Muharram termasuk salah satu dari empat bulan yang dimuliakan dalam Islam. Di dalamnya terdapat puasa sunnah Asyura pada 10 Muharram yang keutamaannya disebutkan khusus oleh Rasulullah ﷺ.
Abu Qatadah RA meriwayatkan ketika Rasulullah ﷺ ditanya tentang keutamaan puasa Asyura, beliau menjawab bahwa puasa ini menghapus dosa setahun yang telah lalu (HR. Muslim) — sebuah keutamaan besar untuk amalan yang hanya sehari.
Ibnu Abbas RA meriwayatkan, ketika Rasulullah ﷺ berpuasa Asyura dan memerintahkan para sahabat berpuasa, mereka menyampaikan bahwa hari itu diagungkan oleh orang Yahudi dan Nasrani.
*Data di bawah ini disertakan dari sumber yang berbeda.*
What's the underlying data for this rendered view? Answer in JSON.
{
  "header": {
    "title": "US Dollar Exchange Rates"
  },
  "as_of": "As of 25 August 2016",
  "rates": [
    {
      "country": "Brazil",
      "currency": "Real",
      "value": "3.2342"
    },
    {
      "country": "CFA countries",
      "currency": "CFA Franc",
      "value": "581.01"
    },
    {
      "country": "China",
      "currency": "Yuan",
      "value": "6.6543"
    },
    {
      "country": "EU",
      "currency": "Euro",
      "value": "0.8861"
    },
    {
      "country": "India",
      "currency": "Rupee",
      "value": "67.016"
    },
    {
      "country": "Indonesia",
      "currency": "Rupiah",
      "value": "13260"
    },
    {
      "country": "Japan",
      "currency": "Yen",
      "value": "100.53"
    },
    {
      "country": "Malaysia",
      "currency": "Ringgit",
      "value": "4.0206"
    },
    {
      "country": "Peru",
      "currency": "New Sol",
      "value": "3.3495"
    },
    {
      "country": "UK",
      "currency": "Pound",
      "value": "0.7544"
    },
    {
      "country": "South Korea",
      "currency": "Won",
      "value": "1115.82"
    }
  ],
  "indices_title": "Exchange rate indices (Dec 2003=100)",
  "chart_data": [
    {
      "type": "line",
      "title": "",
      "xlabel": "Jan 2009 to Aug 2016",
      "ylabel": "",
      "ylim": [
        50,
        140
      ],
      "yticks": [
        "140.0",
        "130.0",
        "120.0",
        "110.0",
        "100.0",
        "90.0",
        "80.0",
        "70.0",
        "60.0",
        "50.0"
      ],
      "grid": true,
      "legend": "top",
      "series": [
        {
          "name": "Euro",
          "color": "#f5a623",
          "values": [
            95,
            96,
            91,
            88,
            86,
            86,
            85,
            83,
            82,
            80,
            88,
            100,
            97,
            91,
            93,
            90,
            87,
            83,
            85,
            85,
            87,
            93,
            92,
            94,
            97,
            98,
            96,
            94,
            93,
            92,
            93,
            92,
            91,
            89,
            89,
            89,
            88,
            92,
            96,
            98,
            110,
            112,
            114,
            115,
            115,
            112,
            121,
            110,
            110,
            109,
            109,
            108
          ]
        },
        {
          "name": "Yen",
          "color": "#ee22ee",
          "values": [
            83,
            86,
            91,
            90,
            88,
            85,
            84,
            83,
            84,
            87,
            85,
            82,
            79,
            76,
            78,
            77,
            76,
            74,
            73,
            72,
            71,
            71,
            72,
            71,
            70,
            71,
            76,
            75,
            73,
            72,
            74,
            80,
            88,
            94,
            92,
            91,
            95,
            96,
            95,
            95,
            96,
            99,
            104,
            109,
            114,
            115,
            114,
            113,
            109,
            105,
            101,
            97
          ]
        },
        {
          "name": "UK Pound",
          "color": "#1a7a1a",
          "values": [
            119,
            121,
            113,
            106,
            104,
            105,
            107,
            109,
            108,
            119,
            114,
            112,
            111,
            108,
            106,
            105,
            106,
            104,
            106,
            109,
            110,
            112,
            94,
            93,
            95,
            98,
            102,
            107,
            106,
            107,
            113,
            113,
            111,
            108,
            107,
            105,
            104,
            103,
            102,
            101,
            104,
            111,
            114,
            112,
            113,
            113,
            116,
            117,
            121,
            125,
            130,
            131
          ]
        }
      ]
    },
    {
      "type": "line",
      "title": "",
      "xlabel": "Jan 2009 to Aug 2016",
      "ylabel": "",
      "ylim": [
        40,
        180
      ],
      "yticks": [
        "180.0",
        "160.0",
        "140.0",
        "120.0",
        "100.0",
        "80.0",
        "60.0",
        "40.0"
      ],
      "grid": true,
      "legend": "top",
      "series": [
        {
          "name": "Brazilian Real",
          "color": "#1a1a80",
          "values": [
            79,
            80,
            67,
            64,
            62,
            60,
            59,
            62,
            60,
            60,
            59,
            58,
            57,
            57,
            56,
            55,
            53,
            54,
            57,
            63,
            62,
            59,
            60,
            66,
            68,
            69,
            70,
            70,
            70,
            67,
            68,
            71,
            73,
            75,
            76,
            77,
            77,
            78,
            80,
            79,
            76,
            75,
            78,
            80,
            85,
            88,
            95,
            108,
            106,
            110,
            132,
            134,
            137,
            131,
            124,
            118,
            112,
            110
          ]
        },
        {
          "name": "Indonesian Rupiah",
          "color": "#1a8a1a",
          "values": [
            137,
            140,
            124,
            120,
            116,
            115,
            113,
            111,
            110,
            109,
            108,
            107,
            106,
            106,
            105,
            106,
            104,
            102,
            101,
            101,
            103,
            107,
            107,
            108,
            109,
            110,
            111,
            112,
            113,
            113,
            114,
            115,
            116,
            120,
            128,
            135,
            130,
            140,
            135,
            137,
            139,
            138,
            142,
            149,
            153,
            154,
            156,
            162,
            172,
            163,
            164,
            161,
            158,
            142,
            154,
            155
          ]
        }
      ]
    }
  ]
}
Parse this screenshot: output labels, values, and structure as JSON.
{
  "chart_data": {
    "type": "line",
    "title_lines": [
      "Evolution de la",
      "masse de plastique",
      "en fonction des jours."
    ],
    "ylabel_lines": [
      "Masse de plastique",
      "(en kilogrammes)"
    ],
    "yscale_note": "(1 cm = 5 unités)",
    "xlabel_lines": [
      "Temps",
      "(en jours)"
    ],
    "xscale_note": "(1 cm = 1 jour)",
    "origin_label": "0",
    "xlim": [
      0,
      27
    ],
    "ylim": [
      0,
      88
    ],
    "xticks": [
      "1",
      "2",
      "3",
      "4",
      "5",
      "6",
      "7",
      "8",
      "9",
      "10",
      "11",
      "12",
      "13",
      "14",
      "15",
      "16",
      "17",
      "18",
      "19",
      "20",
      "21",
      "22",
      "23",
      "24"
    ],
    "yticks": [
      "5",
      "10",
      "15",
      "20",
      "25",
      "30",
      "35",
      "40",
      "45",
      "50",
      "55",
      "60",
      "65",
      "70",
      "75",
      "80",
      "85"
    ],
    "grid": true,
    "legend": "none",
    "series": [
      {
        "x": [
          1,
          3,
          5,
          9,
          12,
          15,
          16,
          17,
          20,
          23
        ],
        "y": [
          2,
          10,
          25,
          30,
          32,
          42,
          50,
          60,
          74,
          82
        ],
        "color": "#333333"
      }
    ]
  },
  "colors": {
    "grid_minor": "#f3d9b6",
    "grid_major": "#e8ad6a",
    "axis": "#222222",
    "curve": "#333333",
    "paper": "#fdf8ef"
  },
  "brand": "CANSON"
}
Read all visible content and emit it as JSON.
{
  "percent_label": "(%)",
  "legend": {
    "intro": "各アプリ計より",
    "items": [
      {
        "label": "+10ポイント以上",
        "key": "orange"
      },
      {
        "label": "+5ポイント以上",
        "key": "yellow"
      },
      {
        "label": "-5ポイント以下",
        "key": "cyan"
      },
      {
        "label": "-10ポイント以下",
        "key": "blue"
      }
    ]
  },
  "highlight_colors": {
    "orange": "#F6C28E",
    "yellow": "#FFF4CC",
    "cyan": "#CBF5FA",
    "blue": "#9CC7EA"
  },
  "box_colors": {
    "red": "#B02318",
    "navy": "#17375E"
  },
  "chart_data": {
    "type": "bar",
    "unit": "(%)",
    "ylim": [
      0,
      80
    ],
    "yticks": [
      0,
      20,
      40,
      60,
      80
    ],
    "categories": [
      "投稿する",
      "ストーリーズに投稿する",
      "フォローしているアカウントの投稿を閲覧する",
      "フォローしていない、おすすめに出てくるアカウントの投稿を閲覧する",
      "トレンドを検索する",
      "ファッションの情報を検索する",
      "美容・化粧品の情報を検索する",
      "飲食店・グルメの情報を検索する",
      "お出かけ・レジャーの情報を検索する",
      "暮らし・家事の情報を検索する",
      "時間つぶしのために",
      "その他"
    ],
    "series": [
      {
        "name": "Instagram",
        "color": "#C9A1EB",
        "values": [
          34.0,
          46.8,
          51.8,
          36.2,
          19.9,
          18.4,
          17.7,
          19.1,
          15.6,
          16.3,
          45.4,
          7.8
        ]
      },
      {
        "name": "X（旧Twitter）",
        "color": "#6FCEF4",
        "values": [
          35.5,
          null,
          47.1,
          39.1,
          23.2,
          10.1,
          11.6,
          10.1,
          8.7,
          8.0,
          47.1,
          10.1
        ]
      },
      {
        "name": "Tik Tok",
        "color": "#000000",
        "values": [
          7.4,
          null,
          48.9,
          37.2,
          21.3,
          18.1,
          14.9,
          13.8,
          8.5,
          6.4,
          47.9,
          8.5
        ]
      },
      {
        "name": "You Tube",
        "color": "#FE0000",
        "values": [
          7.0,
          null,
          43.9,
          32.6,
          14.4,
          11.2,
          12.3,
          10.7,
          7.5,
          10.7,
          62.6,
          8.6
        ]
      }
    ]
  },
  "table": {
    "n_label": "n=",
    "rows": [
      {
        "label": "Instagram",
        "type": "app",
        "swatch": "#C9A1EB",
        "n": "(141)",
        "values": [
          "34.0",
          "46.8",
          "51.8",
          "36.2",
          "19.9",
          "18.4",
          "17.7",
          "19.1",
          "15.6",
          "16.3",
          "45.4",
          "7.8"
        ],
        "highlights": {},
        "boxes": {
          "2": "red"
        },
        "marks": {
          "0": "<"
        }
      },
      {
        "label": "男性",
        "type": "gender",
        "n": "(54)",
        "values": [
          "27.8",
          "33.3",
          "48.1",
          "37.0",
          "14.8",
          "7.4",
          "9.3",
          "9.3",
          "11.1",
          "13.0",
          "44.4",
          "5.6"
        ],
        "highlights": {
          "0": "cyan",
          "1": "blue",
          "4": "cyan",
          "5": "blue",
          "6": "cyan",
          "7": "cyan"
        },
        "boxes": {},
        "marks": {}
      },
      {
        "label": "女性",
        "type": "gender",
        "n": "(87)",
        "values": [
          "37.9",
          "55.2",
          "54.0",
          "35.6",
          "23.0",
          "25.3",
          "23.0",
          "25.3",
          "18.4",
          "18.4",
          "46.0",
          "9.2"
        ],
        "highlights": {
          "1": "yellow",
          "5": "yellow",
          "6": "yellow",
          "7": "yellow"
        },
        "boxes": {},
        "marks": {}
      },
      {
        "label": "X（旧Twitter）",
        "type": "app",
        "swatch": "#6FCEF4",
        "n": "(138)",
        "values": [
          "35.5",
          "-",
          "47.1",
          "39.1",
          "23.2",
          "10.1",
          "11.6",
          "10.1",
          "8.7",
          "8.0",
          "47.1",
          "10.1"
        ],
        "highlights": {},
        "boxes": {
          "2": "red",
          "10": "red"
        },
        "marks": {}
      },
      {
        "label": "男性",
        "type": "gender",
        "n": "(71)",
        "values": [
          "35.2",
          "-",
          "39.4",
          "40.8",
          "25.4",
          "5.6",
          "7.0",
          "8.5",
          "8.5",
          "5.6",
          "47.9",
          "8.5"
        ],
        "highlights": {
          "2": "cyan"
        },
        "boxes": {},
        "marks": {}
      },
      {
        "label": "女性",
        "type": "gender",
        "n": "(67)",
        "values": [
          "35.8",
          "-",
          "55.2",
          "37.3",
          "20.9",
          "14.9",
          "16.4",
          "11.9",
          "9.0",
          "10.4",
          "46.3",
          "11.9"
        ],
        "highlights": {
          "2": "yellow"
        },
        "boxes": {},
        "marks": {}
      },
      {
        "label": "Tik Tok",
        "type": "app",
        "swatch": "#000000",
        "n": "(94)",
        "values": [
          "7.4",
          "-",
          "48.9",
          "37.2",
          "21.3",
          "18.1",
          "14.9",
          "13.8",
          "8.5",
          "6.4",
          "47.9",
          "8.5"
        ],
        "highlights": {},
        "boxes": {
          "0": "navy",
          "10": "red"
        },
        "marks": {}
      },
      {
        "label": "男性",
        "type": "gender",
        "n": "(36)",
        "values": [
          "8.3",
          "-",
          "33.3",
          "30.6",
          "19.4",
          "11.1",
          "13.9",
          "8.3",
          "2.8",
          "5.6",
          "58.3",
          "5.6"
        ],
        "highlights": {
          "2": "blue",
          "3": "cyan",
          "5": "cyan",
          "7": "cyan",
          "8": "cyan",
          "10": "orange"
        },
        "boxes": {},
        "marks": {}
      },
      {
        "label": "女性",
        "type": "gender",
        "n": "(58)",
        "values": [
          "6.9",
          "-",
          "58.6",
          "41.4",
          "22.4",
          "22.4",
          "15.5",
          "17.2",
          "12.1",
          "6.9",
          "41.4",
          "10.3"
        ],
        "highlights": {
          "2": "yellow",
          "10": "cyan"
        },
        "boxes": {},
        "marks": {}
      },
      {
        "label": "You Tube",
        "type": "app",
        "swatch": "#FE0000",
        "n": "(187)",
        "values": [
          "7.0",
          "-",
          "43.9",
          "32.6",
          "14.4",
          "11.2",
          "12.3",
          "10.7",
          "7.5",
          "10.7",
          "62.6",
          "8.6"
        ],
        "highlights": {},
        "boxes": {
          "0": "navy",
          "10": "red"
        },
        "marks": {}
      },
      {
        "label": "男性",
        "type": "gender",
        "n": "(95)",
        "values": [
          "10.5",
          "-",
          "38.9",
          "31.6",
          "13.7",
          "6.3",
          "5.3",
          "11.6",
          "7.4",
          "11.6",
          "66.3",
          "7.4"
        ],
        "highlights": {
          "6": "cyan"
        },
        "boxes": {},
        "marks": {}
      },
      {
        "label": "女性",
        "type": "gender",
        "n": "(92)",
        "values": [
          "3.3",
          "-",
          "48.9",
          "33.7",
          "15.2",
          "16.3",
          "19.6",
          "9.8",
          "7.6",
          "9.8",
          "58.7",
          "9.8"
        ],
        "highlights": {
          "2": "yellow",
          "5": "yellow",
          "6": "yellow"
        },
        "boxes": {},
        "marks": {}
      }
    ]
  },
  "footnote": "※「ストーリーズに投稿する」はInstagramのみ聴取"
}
Nabi ﷺ pun bersabda, "Kalau aku masih hidup sampai tahun depan, sungguh aku akan berpuasa pada hari kesembilan (Tasu'a) juga" (HR. Muslim), sebagai bentuk membedakan diri dari kebiasaan Ahli Kitab.
Diriwayatkan bahwa Rasulullah ﷺ mendapati orang Yahudi Madinah berpuasa pada hari Asyura karena memperingati selamatnya Nabi Musa AS dari kejaran Fir'aun. Nabi ﷺ bersabda, "Kami lebih berhak atas Musa dibanding kalian," lalu beliau berpuasa dan memerintahkan umatnya untuk turut berpuasa (HR. Bukhari dan Muslim).
Puasa Tasu'a (9 Muharram) dan Asyura (10 Muharram) dikerjakan berurutan. Sebagian ulama juga menganjurkan menambah puasa pada 11 Muharram sebagai bentuk kehati-hatian dalam membedakan diri dari kebiasaan puasa kaum Yahudi. Niatnya seperti puasa sunnah pada umumnya, dimulai sejak terbit fajar.
Tidak wajib. Puasa Asyura saja sudah sah dan berpahala. Tasu'a hanya anjuran tambahan untuk membedakan dari kebiasaan puasa Yahudi, sesuai yang direncanakan Nabi ﷺ.
Boleh, dan tetap mendapat keutamaan menghapus dosa setahun yang lalu, meski sebagian ulama lebih menganjurkan digabung dengan puasa sehari sebelum atau sesudahnya.